Wednesday, August 8, 2012

Letter to Giuliana, Big-Sister-To-Be

Dear Sweet Giuliana,

Oh, my sweet first born baby.  You have no idea the joy you have brought Daddy and I over the last year and a half.  You have been an absolute joy wrapped in the biggest learning experience of our lives.   You have gone from a tiny, helpless little baby to a walking, talking, laughing and exploring toddler.  Now, as we anticipate the arrival of your baby sister, we look forward to adding "Big Sister" to all those wonderful things you've become.

You have been our first experience with being parents.  It's been heartbreaking at times and pure joy the rest of the time.  I never knew how much the saying "Having a child is a momentous decision.  It's the decision to have your heart forever go walking around outside your body" was true until I brought you into the world.  You are, by far, the most amazing thing that Daddy and I have ever done and everything you've done both big and small has made us beam with pride.  You are beautiful, gentle and sweet...the quintessential little girl.  You're cautious and shy at first and then boisterous and fun-loving next.  I cannot wait to watch you with your little sister.  I just know you're going to be so full of wonder and protective curiosity when it comes to her.  Daddy and I are so blessed.

You've had a really big year and a half of life, sweet girl.  You've lived in three houses in the short time you've been here and now we're finally in the home where you will grow up and I think you are just as pleased as we are to be here and settled.  You have handled the transitions of it all so well and we are so surprised at your resilience.  You love your friends at school, your dog and kitty and being pushed around in all your cool car toys.  You will get to share all of these fun things with your sister when she gets here and is old enough to enjoy them.  It will be up to you to show her so many things and I just know it's going to make you the very best of friends.
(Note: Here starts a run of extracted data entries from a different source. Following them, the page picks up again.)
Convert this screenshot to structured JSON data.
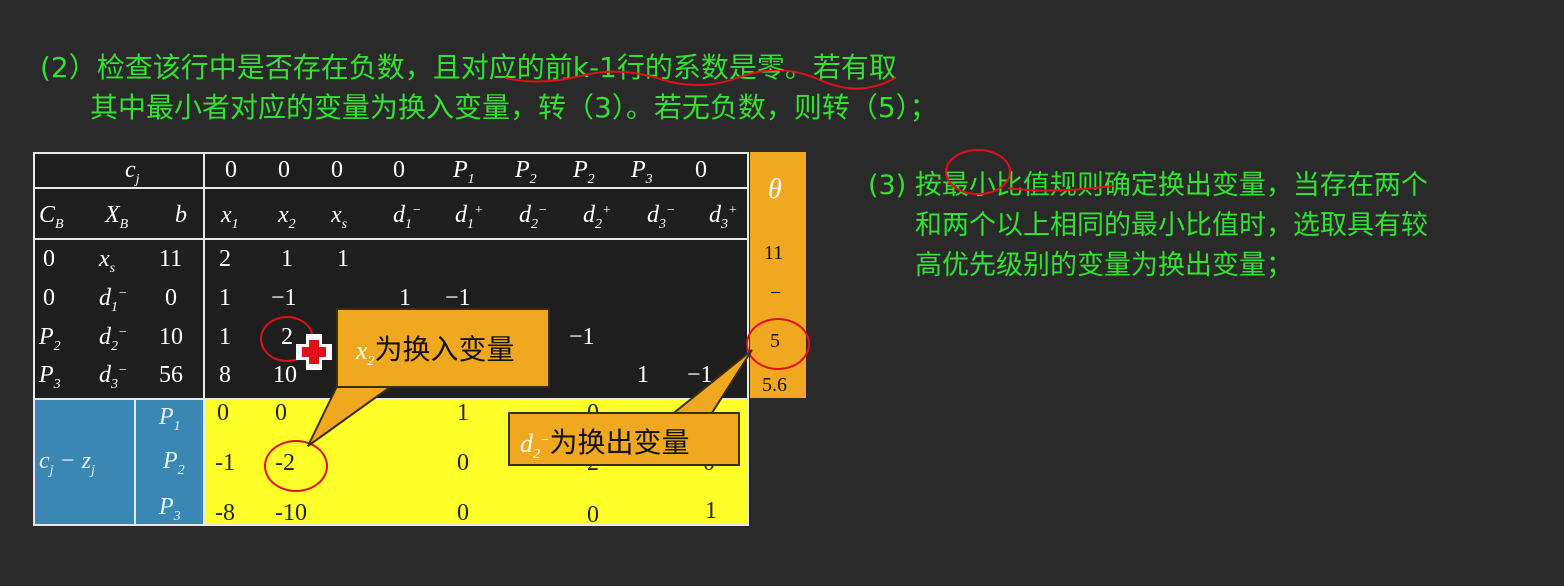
{
  "header": {
    "line1": "(2）检查该行中是否存在负数，且对应的前k-1行的系数是零。若有取",
    "line2": "其中最小者对应的变量为换入变量，转（3）。若无负数，则转（5）；"
  },
  "right_note": {
    "line1": "(3) 按最小比值规则确定换出变量，当存在两个",
    "line2": "和两个以上相同的最小比值时，选取具有较",
    "line3": "高优先级别的变量为换出变量；"
  },
  "table": {
    "cj_label": "c",
    "cj_sub": "j",
    "cj_values": [
      "0",
      "0",
      "0",
      "0",
      "P",
      "P",
      "P",
      "P",
      "0"
    ],
    "cj_subs": [
      "",
      "",
      "",
      "",
      "1",
      "2",
      "2",
      "3",
      ""
    ],
    "header_left": {
      "cb": "C",
      "cb_sub": "B",
      "xb": "X",
      "xb_sub": "B",
      "b": "b"
    },
    "vars": [
      {
        "name": "x",
        "sub": "1",
        "sup": ""
      },
      {
        "name": "x",
        "sub": "2",
        "sup": ""
      },
      {
        "name": "x",
        "sub": "s",
        "sup": ""
      },
      {
        "name": "d",
        "sub": "1",
        "sup": "−"
      },
      {
        "name": "d",
        "sub": "1",
        "sup": "+"
      },
      {
        "name": "d",
        "sub": "2",
        "sup": "−"
      },
      {
        "name": "d",
        "sub": "2",
        "sup": "+"
      },
      {
        "name": "d",
        "sub": "3",
        "sup": "−"
      },
      {
        "name": "d",
        "sub": "3",
        "sup": "+"
      }
    ],
    "theta_label": "θ",
    "rows": [
      {
        "cb": "0",
        "cb_sub": "",
        "xb": "x",
        "xb_sub": "s",
        "xb_sup": "",
        "b": "11",
        "v1": "2",
        "v2": "1",
        "v3": "1",
        "v4": "",
        "v5": "",
        "v6": "",
        "v7": "",
        "v8": "",
        "v9": "",
        "theta": "11"
      },
      {
        "cb": "0",
        "cb_sub": "",
        "xb": "d",
        "xb_sub": "1",
        "xb_sup": "−",
        "b": "0",
        "v1": "1",
        "v2": "−1",
        "v3": "",
        "v4": "1",
        "v5": "−1",
        "v6": "",
        "v7": "",
        "v8": "",
        "v9": "",
        "theta": "−"
      },
      {
        "cb": "P",
        "cb_sub": "2",
        "xb": "d",
        "xb_sub": "2",
        "xb_sup": "−",
        "b": "10",
        "v1": "1",
        "v2": "2",
        "v3": "",
        "v4": "",
        "v5": "",
        "v6": "",
        "v7": "−1",
        "v8": "",
        "v9": "",
        "theta": "5"
      },
      {
        "cb": "P",
        "cb_sub": "3",
        "xb": "d",
        "xb_sub": "3",
        "xb_sup": "−",
        "b": "56",
        "v1": "8",
        "v2": "10",
        "v3": "",
        "v4": "",
        "v5": "",
        "v6": "",
        "v7": "",
        "v8": "1",
        "v9": "−1",
        "theta": "5.6"
      }
    ],
    "cz_label": "c",
    "cz_sub1": "j",
    "cz_minus": " − z",
    "cz_sub2": "j",
    "cz_rows": [
      {
        "p": "P",
        "p_sub": "1",
        "v1": "0",
        "v2": "0",
        "v5": "1",
        "v7": "0",
        "v9": "0"
      },
      {
        "p": "P",
        "p_sub": "2",
        "v1": "-1",
        "v2": "-2",
        "v5": "0",
        "v7": "2",
        "v9": "0"
      },
      {
        "p": "P",
        "p_sub": "3",
        "v1": "-8",
        "v2": "-10",
        "v5": "0",
        "v7": "0",
        "v9": "1"
      }
    ]
  },
  "callouts": {
    "enter": {
      "var": "x",
      "sub": "2",
      "text": "为换入变量"
    },
    "leave": {
      "var": "d",
      "sub": "2",
      "sup": "−",
      "text": "为换出变量"
    }
  },
  "colors": {
    "background": "#2a2a2a",
    "green_text": "#33e033",
    "yellow_fill": "#ffff2a",
    "orange_fill": "#f0a821",
    "blue_fill": "#3a87b3",
    "red_marker": "#e0101a"
  }
}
Mama has struggled with the question of whether it's possible to love two children the way you have loved just one.  Will there be enough love to go around and can I possibly love anything else the way I love you?  It's a tough one.  You are my heart, baby girl and I can't imagine love twice that big.  I know it will happen and it will be natural once your sister is here, but it's hard to fathom. You have such a special place with both Daddy and with me.  That special place will always be there, as you will always be our first born child.  I think that God giving us two babies to love and doubling the love in our hearts to make room for two makes us so, so lucky.  Sharing is what life is about and what better way to show you that than giving you this gift of a sister?

I know that for a little while you may become a bit of a Daddy's girl after Libby is born and that's okay.  I know that my hands will seem very busy with the new baby and less available to help you with the things you still need from me.  I promise to try very hard to take the time to still hold your hand, hug you, help you with your bath and your dinner and read you bedtime stories, even when Libby may seem to need me more.  My hands will always still belong to both of you, as will my heart.  Please don't forget that, honey.  Mama may be busy, but she's never too busy with one to be there for the other.

Thank you for letting me learn how to be a mother these last 18 months.  Without you, I'd not know what in the world to do with this new baby.  You are so special and so loved, Baby G.  We are such lucky parents to have you as our first born and Libby is the luckiest little sister in the world to have you to look up to as she grows up.  We love you to the moon and back.